In the mindfulness yoga group, patients demonstrated significantly better improvement in anxiety and depressive symptoms. There was no significant improvement noted in anxiety and depressive symptoms in the SRTE group. The mindfulness yoga group showed significant improvement in MDS-UPDRS motor scores, spiritual well-being, and perceived equanimity. They also saw significant improvements in disease-specific HRQOL.  Both groups showed reduction in motor symptoms.

Authors noted multiple limitations within their study. Expectation bias may have existed because participants were aware of their treatment allocation. Additionally, investigators purposely excluded patients with severe PD and the study had attrition rates of 15.2% at T1 and 18.8% at T2.

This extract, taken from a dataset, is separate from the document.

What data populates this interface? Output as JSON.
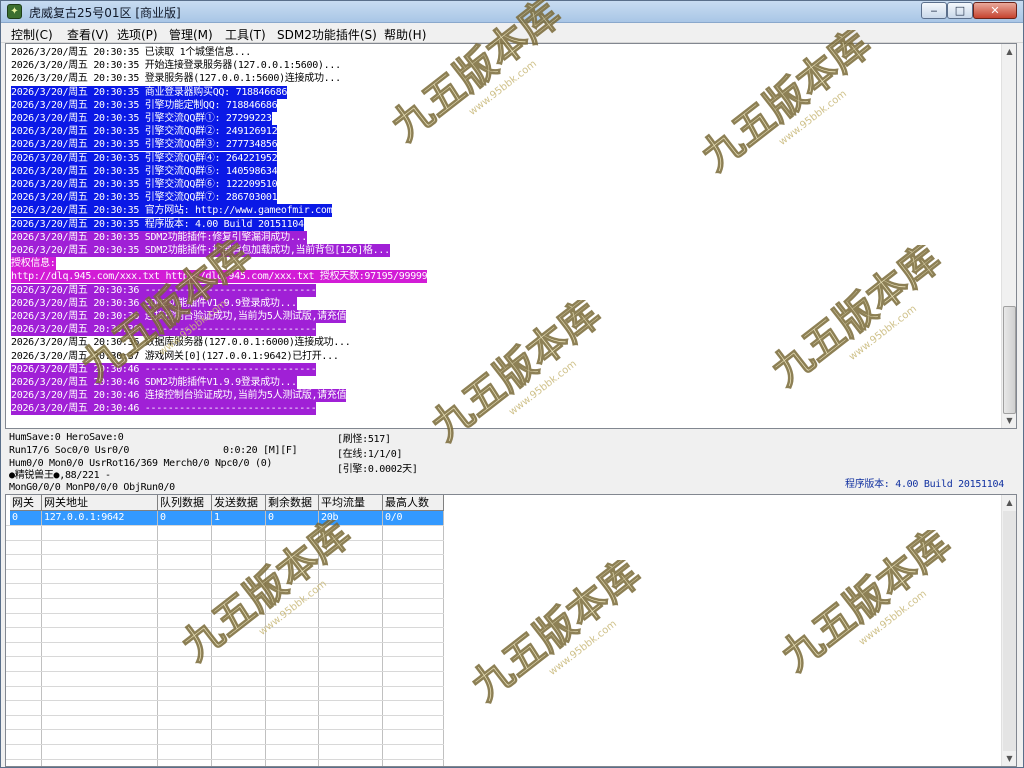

Investigators concluded that mindfulness yoga can be an effective treatment option for patients with PD to manage both stress and symptoms. When compared with SRTE, patients participating in yoga saw greater improvements in psychospiritual and HRQOL outcomes while having similar benefits on physical outcomes.

“Considering that PD is not only a physically limiting condition but also a psychologically distressing life event, health care professionals should adopt a holistic approach in PD rehabilitation,” study authors noted.

This study, titled “Effects of Mindfulness Yoga vs Stretching and Resistance Training Exercises on Anxiety and Depression for People With Parkinson Disease,” was published in the Journal of the American Medical Association.